The dynamic geometry of the left ventricle was assessed with the use of chronically implanted pulse-transit ultrasonic dimension transducers. The orientation of the transducers allowed the measurement of left ventricular minor and major axis diameters and equatorial wall thickness in the conscious dog. The left ventricle was modeled as a three-dimensional, prolate ellipsoidal shell. Left ventricular and pleural pressures were measured with high fidelity micTomanometers. Aortic blood flow was obtained with electromagnetic flow probes. To test the assumptions inherent in this technique, left ventricular mass, internal volume, stroke volume, and peak aortic flow were computed from the dimension data and compared to directly measured values. Correlation coefficients of 0.95 or greater were obtained for each of these comparisons.
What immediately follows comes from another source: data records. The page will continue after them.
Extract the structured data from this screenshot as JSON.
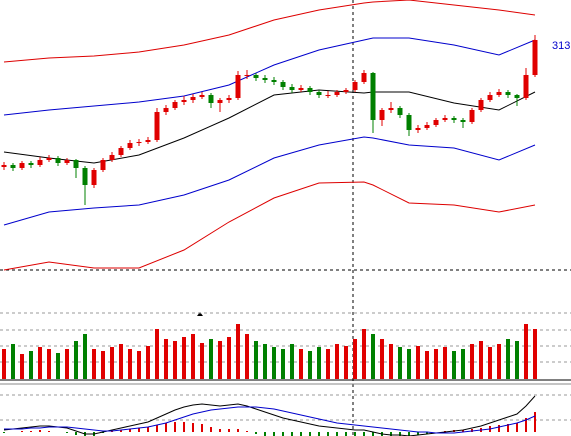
{
  "chart_data": {
    "type": "candlestick",
    "annotation": "313",
    "ylim": [
      58,
      358
    ],
    "up_color": "#e00000",
    "down_color": "#008000",
    "candles": [
      [
        191,
        196,
        188,
        193
      ],
      [
        193,
        195,
        187,
        190
      ],
      [
        190,
        197,
        188,
        195
      ],
      [
        195,
        197,
        190,
        193
      ],
      [
        193,
        201,
        191,
        198
      ],
      [
        198,
        203,
        196,
        200
      ],
      [
        200,
        202,
        192,
        195
      ],
      [
        195,
        200,
        193,
        198
      ],
      [
        198,
        199,
        180,
        190
      ],
      [
        190,
        192,
        153,
        173
      ],
      [
        173,
        190,
        170,
        188
      ],
      [
        188,
        200,
        186,
        198
      ],
      [
        198,
        206,
        196,
        203
      ],
      [
        203,
        212,
        201,
        210
      ],
      [
        210,
        218,
        208,
        215
      ],
      [
        215,
        219,
        212,
        216
      ],
      [
        216,
        221,
        214,
        218
      ],
      [
        218,
        250,
        216,
        246
      ],
      [
        246,
        253,
        243,
        250
      ],
      [
        250,
        258,
        248,
        256
      ],
      [
        256,
        262,
        253,
        258
      ],
      [
        258,
        264,
        255,
        261
      ],
      [
        261,
        266,
        259,
        263
      ],
      [
        263,
        265,
        250,
        255
      ],
      [
        255,
        260,
        246,
        258
      ],
      [
        258,
        263,
        255,
        260
      ],
      [
        260,
        287,
        258,
        283
      ],
      [
        283,
        288,
        279,
        283
      ],
      [
        283,
        285,
        277,
        280
      ],
      [
        280,
        283,
        275,
        278
      ],
      [
        278,
        281,
        273,
        276
      ],
      [
        276,
        278,
        268,
        271
      ],
      [
        271,
        274,
        265,
        268
      ],
      [
        268,
        273,
        266,
        270
      ],
      [
        270,
        272,
        263,
        266
      ],
      [
        266,
        268,
        260,
        263
      ],
      [
        263,
        267,
        260,
        263
      ],
      [
        263,
        268,
        261,
        266
      ],
      [
        266,
        270,
        264,
        268
      ],
      [
        268,
        278,
        266,
        276
      ],
      [
        276,
        288,
        274,
        285
      ],
      [
        285,
        286,
        225,
        238
      ],
      [
        238,
        250,
        232,
        248
      ],
      [
        248,
        256,
        245,
        250
      ],
      [
        250,
        252,
        240,
        243
      ],
      [
        243,
        245,
        222,
        228
      ],
      [
        228,
        233,
        225,
        230
      ],
      [
        230,
        236,
        228,
        233
      ],
      [
        233,
        240,
        231,
        238
      ],
      [
        238,
        243,
        236,
        240
      ],
      [
        240,
        242,
        235,
        238
      ],
      [
        238,
        240,
        230,
        236
      ],
      [
        236,
        250,
        234,
        248
      ],
      [
        248,
        260,
        246,
        258
      ],
      [
        258,
        266,
        256,
        263
      ],
      [
        263,
        269,
        261,
        266
      ],
      [
        266,
        268,
        260,
        263
      ],
      [
        263,
        264,
        252,
        260
      ],
      [
        260,
        290,
        258,
        283
      ],
      [
        283,
        323,
        281,
        318
      ]
    ],
    "band_x": [
      0,
      5,
      10,
      15,
      20,
      25,
      30,
      35,
      40,
      41,
      45,
      50,
      55,
      59
    ],
    "bands": [
      {
        "color": "#000000",
        "values": [
          206,
          200,
          195,
          203,
          220,
          240,
          263,
          268,
          265,
          266,
          266,
          255,
          248,
          266
        ]
      },
      {
        "color": "#0000cc",
        "values": [
          243,
          248,
          252,
          256,
          262,
          273,
          293,
          308,
          318,
          320,
          320,
          313,
          303,
          318
        ]
      },
      {
        "color": "#0000cc",
        "values": [
          133,
          146,
          150,
          153,
          163,
          178,
          200,
          213,
          221,
          220,
          213,
          210,
          198,
          213
        ]
      },
      {
        "color": "#dd0000",
        "values": [
          296,
          300,
          302,
          306,
          313,
          323,
          338,
          348,
          355,
          356,
          358,
          353,
          348,
          343
        ]
      },
      {
        "color": "#dd0000",
        "values": [
          88,
          96,
          90,
          90,
          108,
          136,
          160,
          175,
          176,
          173,
          155,
          153,
          146,
          153
        ]
      }
    ],
    "volume": [
      30,
      35,
      25,
      28,
      32,
      30,
      26,
      30,
      38,
      45,
      30,
      28,
      32,
      35,
      30,
      28,
      33,
      50,
      40,
      38,
      42,
      45,
      36,
      40,
      38,
      42,
      55,
      45,
      38,
      35,
      32,
      30,
      35,
      30,
      28,
      32,
      30,
      35,
      33,
      40,
      50,
      45,
      40,
      35,
      32,
      30,
      33,
      28,
      30,
      32,
      28,
      30,
      35,
      38,
      32,
      35,
      40,
      38,
      55,
      50
    ],
    "vol_ylim": [
      0,
      80
    ],
    "vol_yticks": [
      17,
      33,
      49,
      66
    ],
    "macd": {
      "dif": [
        2,
        3,
        4,
        5,
        6,
        6,
        5,
        4,
        1,
        -2,
        -2,
        0,
        2,
        4,
        6,
        8,
        10,
        14,
        18,
        22,
        25,
        27,
        28,
        27,
        26,
        27,
        28,
        26,
        23,
        20,
        17,
        14,
        12,
        10,
        8,
        6,
        5,
        4,
        3,
        2,
        2,
        0,
        -2,
        -3,
        -3,
        -4,
        -3,
        -2,
        -1,
        0,
        1,
        2,
        4,
        6,
        9,
        12,
        15,
        18,
        26,
        36
      ],
      "dea": [
        3,
        3,
        3,
        4,
        4,
        5,
        5,
        5,
        4,
        3,
        2,
        1,
        1,
        2,
        3,
        4,
        5,
        7,
        9,
        12,
        15,
        18,
        20,
        22,
        23,
        24,
        25,
        25,
        25,
        24,
        23,
        21,
        19,
        17,
        15,
        13,
        11,
        9,
        8,
        7,
        6,
        5,
        4,
        3,
        2,
        1,
        0,
        0,
        -1,
        -1,
        -1,
        0,
        1,
        2,
        3,
        5,
        7,
        9,
        12,
        16
      ],
      "hist": [
        -1,
        0,
        1,
        1,
        2,
        1,
        0,
        -1,
        -3,
        -5,
        -4,
        -1,
        1,
        2,
        3,
        4,
        5,
        7,
        9,
        10,
        10,
        9,
        8,
        5,
        3,
        3,
        3,
        1,
        -2,
        -4,
        -6,
        -7,
        -7,
        -7,
        -7,
        -7,
        -6,
        -5,
        -5,
        -5,
        -4,
        -5,
        -6,
        -6,
        -5,
        -5,
        -3,
        -2,
        0,
        1,
        2,
        2,
        3,
        4,
        6,
        7,
        8,
        9,
        14,
        20
      ],
      "dif_color": "#000000",
      "dea_color": "#0000cc",
      "ylim": [
        -4,
        50
      ],
      "yticks": [
        12,
        37
      ]
    }
  }
}
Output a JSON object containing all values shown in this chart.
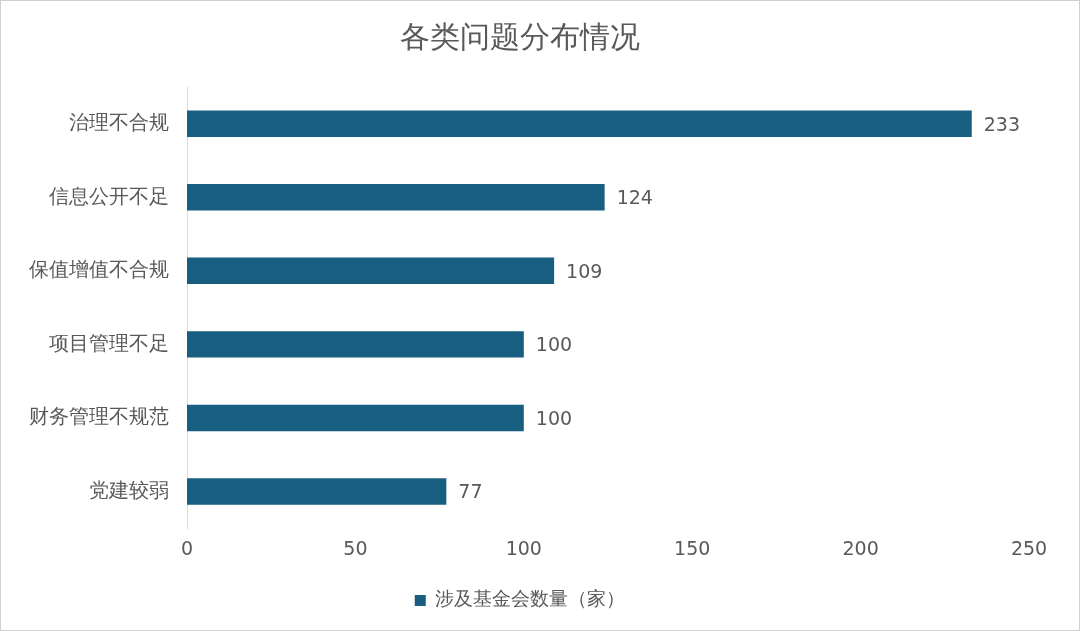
{
  "chart_data": {
    "type": "bar",
    "orientation": "horizontal",
    "title": "各类问题分布情况",
    "categories": [
      "治理不合规",
      "信息公开不足",
      "保值增值不合规",
      "项目管理不足",
      "财务管理不规范",
      "党建较弱"
    ],
    "series": [
      {
        "name": "涉及基金会数量（家）",
        "color": "#175e80",
        "values": [
          233,
          124,
          109,
          100,
          100,
          77
        ]
      }
    ],
    "xlim": [
      0,
      250
    ],
    "xticks": [
      0,
      50,
      100,
      150,
      200,
      250
    ],
    "data_labels": true,
    "legend": "bottom"
  }
}
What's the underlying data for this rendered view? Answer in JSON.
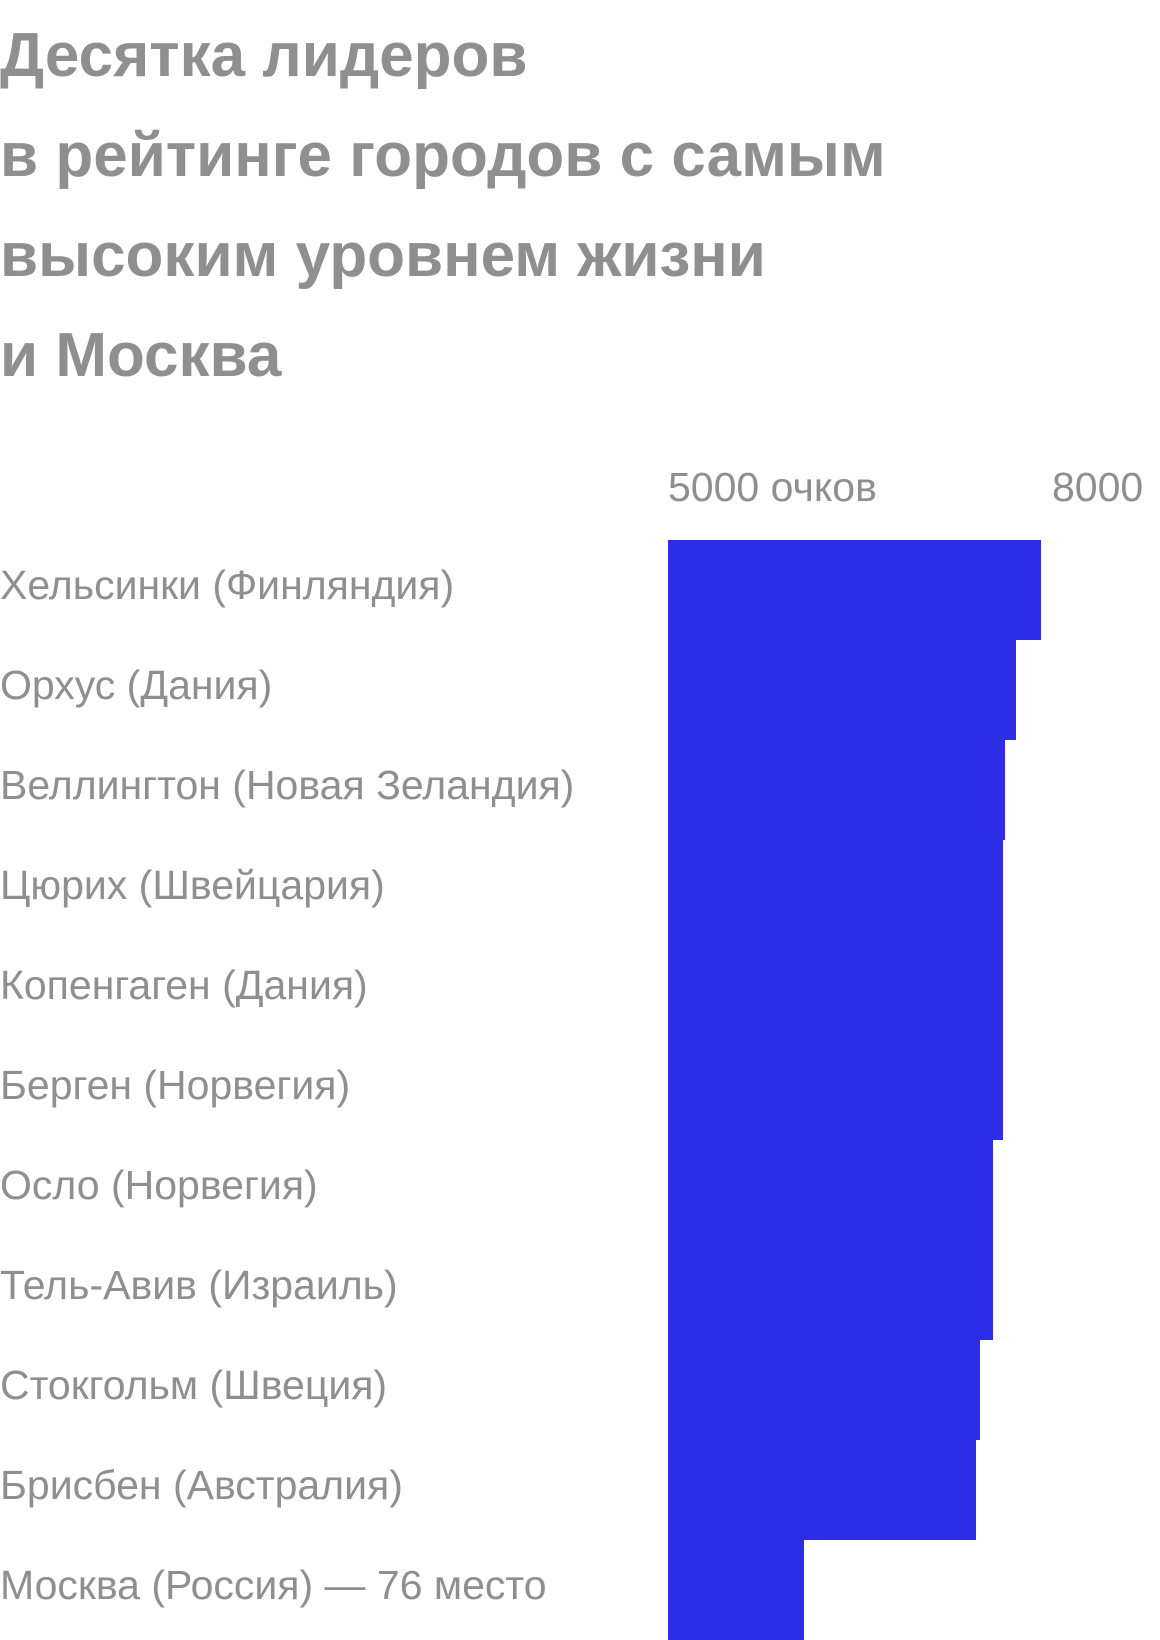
{
  "chart_data": {
    "type": "bar",
    "orientation": "horizontal",
    "title": "Десятка лидеров\nв рейтинге городов с самым\nвысоким уровнем жизни\nи Москва",
    "xlabel": "",
    "ylabel": "",
    "tick_labels": [
      "5000 очков",
      "8000"
    ],
    "xlim": [
      5000,
      8000
    ],
    "grid": false,
    "bar_color": "#2d2de6",
    "text_color": "#8f8f8f",
    "categories": [
      "Хельсинки (Финляндия)",
      "Орхус (Дания)",
      "Веллингтон (Новая Зеландия)",
      "Цюрих (Швейцария)",
      "Копенгаген (Дания)",
      "Берген (Норвегия)",
      "Осло (Норвегия)",
      "Тель-Авив (Израиль)",
      "Стокгольм (Швеция)",
      "Брисбен (Австралия)",
      "Москва (Россия) — 76 место"
    ],
    "values": [
      7858,
      7660,
      7580,
      7560,
      7560,
      7560,
      7490,
      7490,
      7390,
      7360,
      6040
    ]
  }
}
In addition, the calculated left ventricular mass was constant to within ±6% of the mean value throughout the cardiac cycle. We found that the dynamic contraction pattern of the left ventricle was dependent on the physiological state of the dog. Furthermore, in the conscious state, shortening of the minor axis diameter, lengthening of the major axis diameter, and slight thickening or thinning of the wall were noted during isovolumic contraction (isovolumic ellipticalization pattern). In the open-chested, anesthetized state, however, marked rearrangements in geometry were observed during isovolumic contraction manifested by lengthening of the minor axis diameter, shortening of the major axis diameter, and significant thickening of the wall (isovolumic sphericalization pattern). We also observed that left ventricular volume was significantly diminished in the open-chested state. The isovolumic contraction pattern in open-chested dogs could be changed from sphericalization to ellipticalization by increasing end-diastolic volume with the infusion of saline. During a vena caval occlusion in the conscious state, the contraction pattern changed from isovolumic ellipticalization to isovolumic sphericalization as the end-diastolic volume decreased. Thus, the exact pattern of left ventricular contraction was found to be a function of left ventricular volume.